There is another reason as well — the oil companies themselves are limiting gasoline supply to the market. Since 2019, Russia has implemented a damping mechanism aimed at ensuring stability in domestic fuel prices. The damper is calculated based on the difference between the export price of gasoline and its indicative domestic price, which is legislatively established. When exports become more profitable than domestic market supplies, the state compensates producers for the difference; conversely, companies must make payments to the budget. The export price is based on the Rotterdam gasoline price, while the domestic price is a fixed threshold of 60,450 rubles per ton. The damper is nullified if wholesale prices for gasoline and diesel exceed indicative prices by more than 10% on average over a month.

Gasoline prices in Rotterdam have decreased this year following a decline in oil prices. Tereshkin from Open Oil Market states. Finance Minister Anton Siluanov reported that the volume of payments to oil companies under the damping mechanism in 2025 is expected to be 2.6 trillion rubles, which is 1.4 trillion rubles less than originally planned. “Prices have fallen; correspondingly, revenues have decreased, and we will return less to oil producers,” he said.

“Due to the decline in global oil prices, extracting companies missed about 277 billion rubles under the damping mechanism in the first six months of 2025 compared to the same period last year,” says Ekaterina Kosareva from VMT Consulting. “To compensate for losses, oil companies continue to hold prices and refrain from flooding the exchange with additional fuel volumes to avoid further declines and, consequently, losses.”

Tereshkin points out that when calculating government subsidies under the damper, only exchange quotes for AI-92 gasoline are taken into account, which are unrelated to AI-95 pricing. “Thus, the price increase in this segment does not entail a loss of subsidies, meaning that in the coming weeks, exchange prices for AI-95 will remain near 80,000 rubles per ton,” the expert believes. “There are simply no other ways for oil producers to compensate for the reduction in subsidies [for AI-92].” This implies that the loss of subsidies on one type of gasoline is compensated by high prices on another.

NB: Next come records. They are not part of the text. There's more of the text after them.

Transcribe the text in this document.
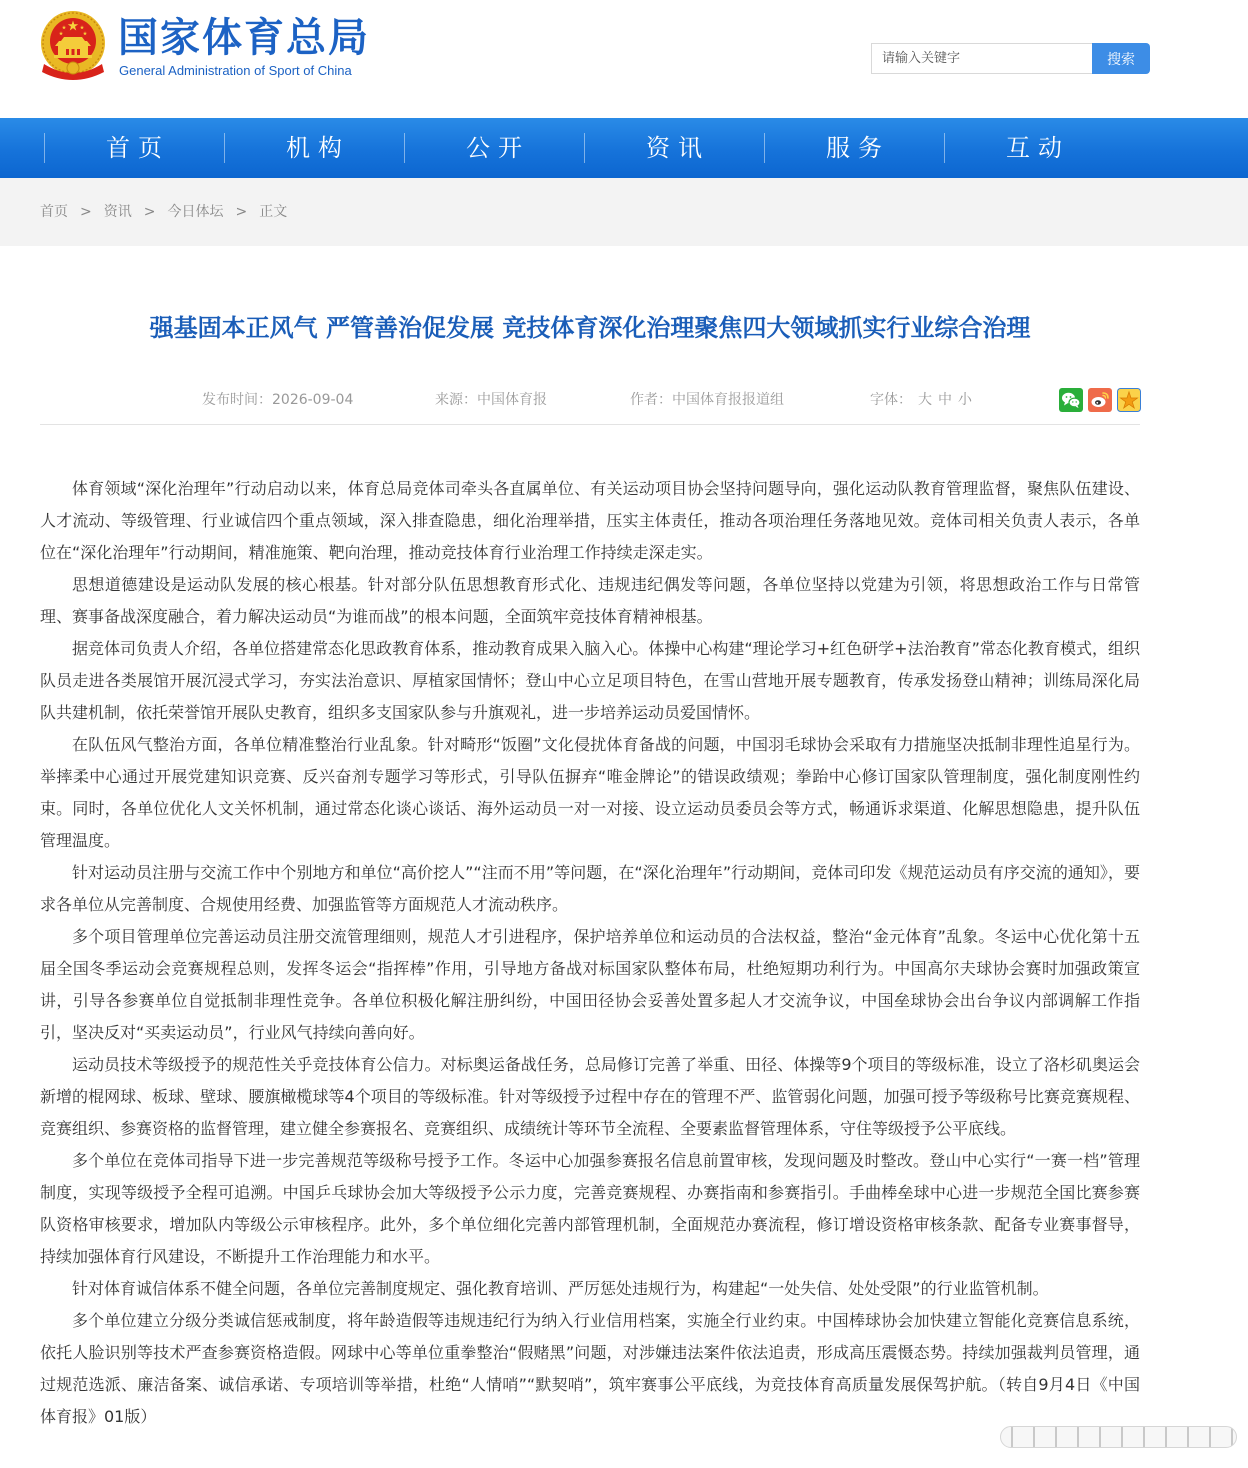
国家体育总局
General Administration of Sport of China
请输入关键字
搜索
首页	机构	公开	资讯	服务	互动
首页 > 资讯 > 今日体坛 > 正文
强基固本正风气 严管善治促发展 竞技体育深化治理聚焦四大领域抓实行业综合治理
发布时间：2026-09-04	来源：中国体育报	作者：中国体育报报道组	字体： 大 中 小

体育领域“深化治理年”行动启动以来，体育总局竞体司牵头各直属单位、有关运动项目协会坚持问题导向，强化运动队教育管理监督，聚焦队伍建设、人才流动、等级管理、行业诚信四个重点领域，深入排查隐患，细化治理举措，压实主体责任，推动各项治理任务落地见效。竞体司相关负责人表示，各单位在“深化治理年”行动期间，精准施策、靶向治理，推动竞技体育行业治理工作持续走深走实。

思想道德建设是运动队发展的核心根基。针对部分队伍思想教育形式化、违规违纪偶发等问题，各单位坚持以党建为引领，将思想政治工作与日常管理、赛事备战深度融合，着力解决运动员“为谁而战”的根本问题，全面筑牢竞技体育精神根基。

据竞体司负责人介绍，各单位搭建常态化思政教育体系，推动教育成果入脑入心。体操中心构建“理论学习+红色研学+法治教育”常态化教育模式，组织队员走进各类展馆开展沉浸式学习，夯实法治意识、厚植家国情怀；登山中心立足项目特色，在雪山营地开展专题教育，传承发扬登山精神；训练局深化局队共建机制，依托荣誉馆开展队史教育，组织多支国家队参与升旗观礼，进一步培养运动员爱国情怀。

在队伍风气整治方面，各单位精准整治行业乱象。针对畸形“饭圈”文化侵扰体育备战的问题，中国羽毛球协会采取有力措施坚决抵制非理性追星行为。举摔柔中心通过开展党建知识竞赛、反兴奋剂专题学习等形式，引导队伍摒弃“唯金牌论”的错误政绩观；拳跆中心修订国家队管理制度，强化制度刚性约束。同时，各单位优化人文关怀机制，通过常态化谈心谈话、海外运动员一对一对接、设立运动员委员会等方式，畅通诉求渠道、化解思想隐患，提升队伍管理温度。

针对运动员注册与交流工作中个别地方和单位“高价挖人”“注而不用”等问题，在“深化治理年”行动期间，竞体司印发《规范运动员有序交流的通知》，要求各单位从完善制度、合规使用经费、加强监管等方面规范人才流动秩序。

多个项目管理单位完善运动员注册交流管理细则，规范人才引进程序，保护培养单位和运动员的合法权益，整治“金元体育”乱象。冬运中心优化第十五届全国冬季运动会竞赛规程总则，发挥冬运会“指挥棒”作用，引导地方备战对标国家队整体布局，杜绝短期功利行为。中国高尔夫球协会赛时加强政策宣讲，引导各参赛单位自觉抵制非理性竞争。各单位积极化解注册纠纷，中国田径协会妥善处置多起人才交流争议，中国垒球协会出台争议内部调解工作指引，坚决反对“买卖运动员”，行业风气持续向善向好。

运动员技术等级授予的规范性关乎竞技体育公信力。对标奥运备战任务，总局修订完善了举重、田径、体操等9个项目的等级标准，设立了洛杉矶奥运会新增的棍网球、板球、壁球、腰旗橄榄球等4个项目的等级标准。针对等级授予过程中存在的管理不严、监管弱化问题，加强可授予等级称号比赛竞赛规程、竞赛组织、参赛资格的监督管理，建立健全参赛报名、竞赛组织、成绩统计等环节全流程、全要素监督管理体系，守住等级授予公平底线。

多个单位在竞体司指导下进一步完善规范等级称号授予工作。冬运中心加强参赛报名信息前置审核，发现问题及时整改。登山中心实行“一赛一档”管理制度，实现等级授予全程可追溯。中国乒乓球协会加大等级授予公示力度，完善竞赛规程、办赛指南和参赛指引。手曲棒垒球中心进一步规范全国比赛参赛队资格审核要求，增加队内等级公示审核程序。此外，多个单位细化完善内部管理机制，全面规范办赛流程，修订增设资格审核条款、配备专业赛事督导，持续加强体育行风建设，不断提升工作治理能力和水平。

针对体育诚信体系不健全问题，各单位完善制度规定、强化教育培训、严厉惩处违规行为，构建起“一处失信、处处受限”的行业监管机制。

多个单位建立分级分类诚信惩戒制度，将年龄造假等违规违纪行为纳入行业信用档案，实施全行业约束。中国棒球协会加快建立智能化竞赛信息系统，依托人脸识别等技术严查参赛资格造假。网球中心等单位重拳整治“假赌黑”问题，对涉嫌违法案件依法追责，形成高压震慑态势。持续加强裁判员管理，通过规范选派、廉洁备案、诚信承诺、专项培训等举措，杜绝“人情哨”“默契哨”，筑牢赛事公平底线，为竞技体育高质量发展保驾护航。（转自9月4日《中国体育报》01版）
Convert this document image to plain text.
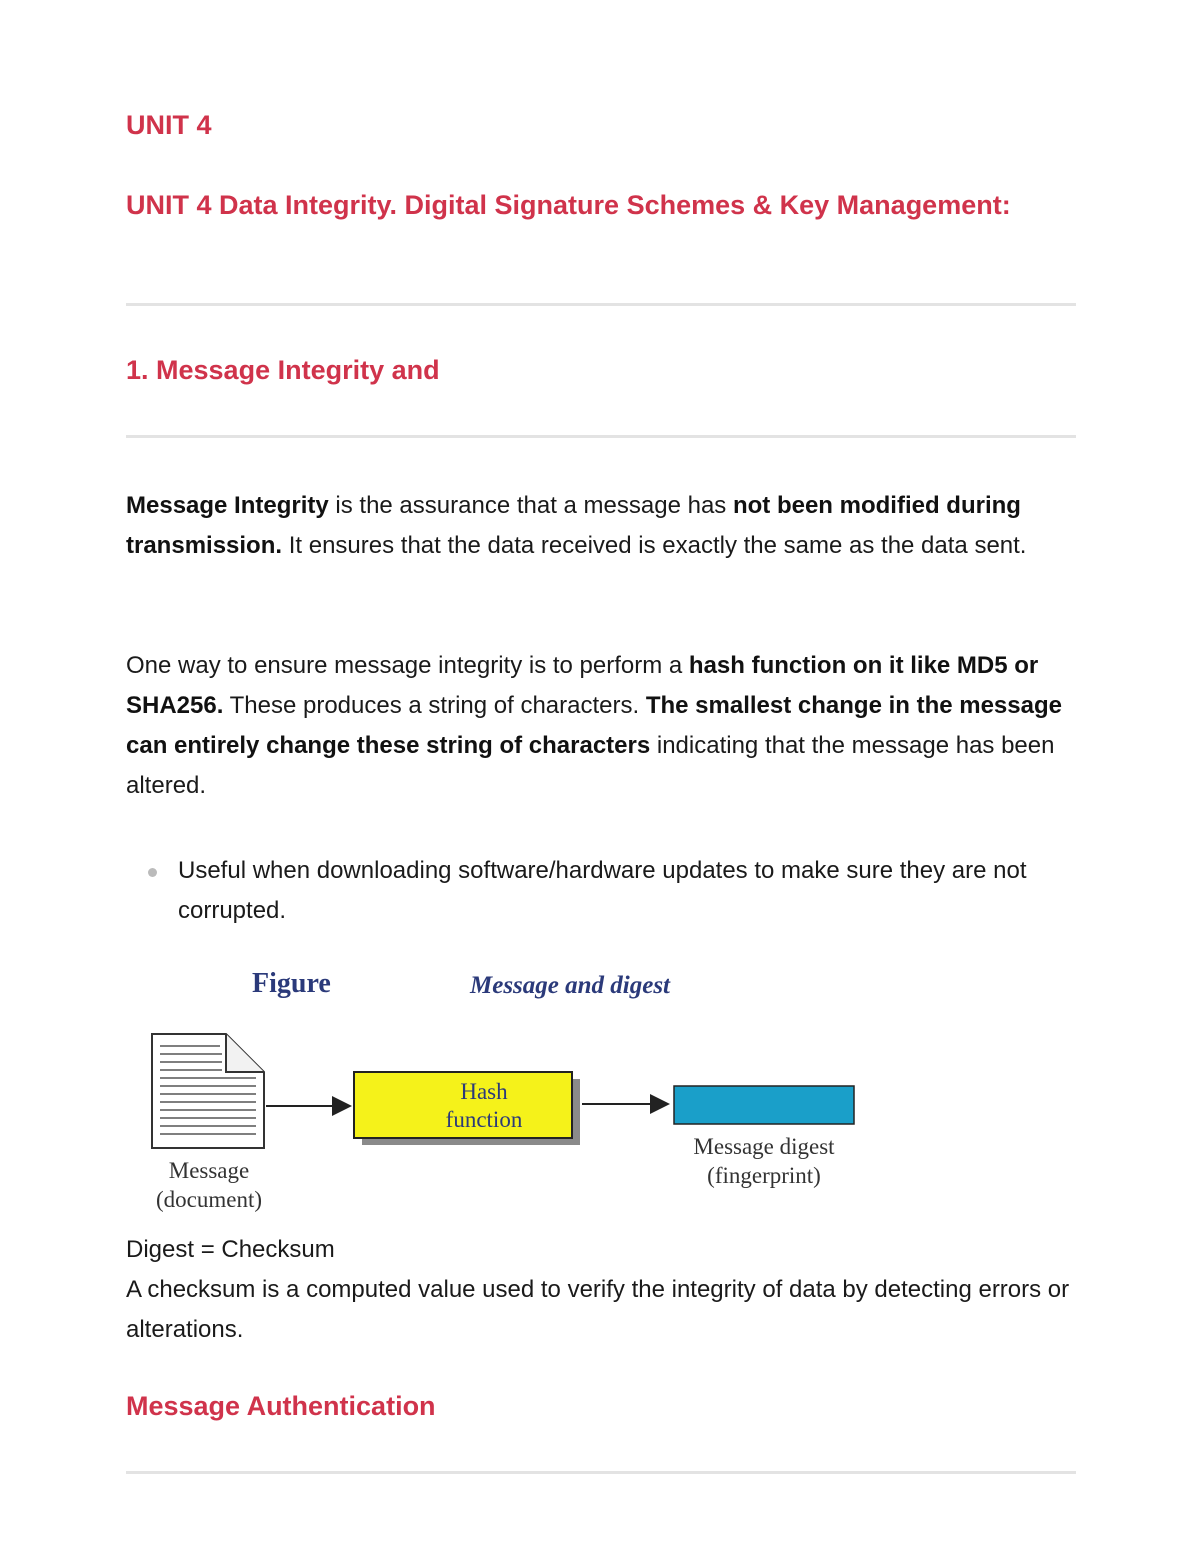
UNIT 4
UNIT 4 Data Integrity. Digital Signature Schemes & Key Management:
1. Message Integrity and

Message Integrity is the assurance that a message has not been modified during transmission. It ensures that the data received is exactly the same as the data sent.

One way to ensure message integrity is to perform a hash function on it like MD5 or SHA256. These produces a string of characters. The smallest change in the message can entirely change these string of characters indicating that the message has been altered.

Useful when downloading software/hardware updates to make sure they are not corrupted.
Figure	Message and digest
Hash
function
Message
(document)
Message digest
(fingerprint)
Digest = Checksum
A checksum is a computed value used to verify the integrity of data by detecting errors or alterations.
Message Authentication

Shaposhnikov also tends to think that major vertically integrated oil companies (VIOC) have decided to increase their revenues. Additionally, he proposes that VIOC may be raising prices in anticipation of an expansion of their own gas station networks. “Today, [due to the FAS stance] selling gasoline at gas stations incurs a loss for owners of 1.2 rubles per liter for AI-92 to 1.4 rubles per liter for AI-95,” he shares. “This situation may prompt owners of independent filling stations to seek buyers for their assets, allowing VIOC to acquire them at a relatively low price. Meanwhile, the VIOC are prepared to absorb these losses, earning on extraction and refining while also receiving partial compensation through the sale of food and household goods at gas stations.”

Shaposhnikov reminds us that Deputy Prime Minister Alexander Novak plans to hold a meeting on August 14 regarding the situation in the fuel market, the balance of supply and demand, as well as the prevention of retail price increases above the inflation rate. “Although, in all likelihood, the price movement on the St. Petersburg exchange is speculative, the ban on gasoline exports may be extended until the end of October when the holiday season will wane and most agricultural work will be completed,” the expert believes.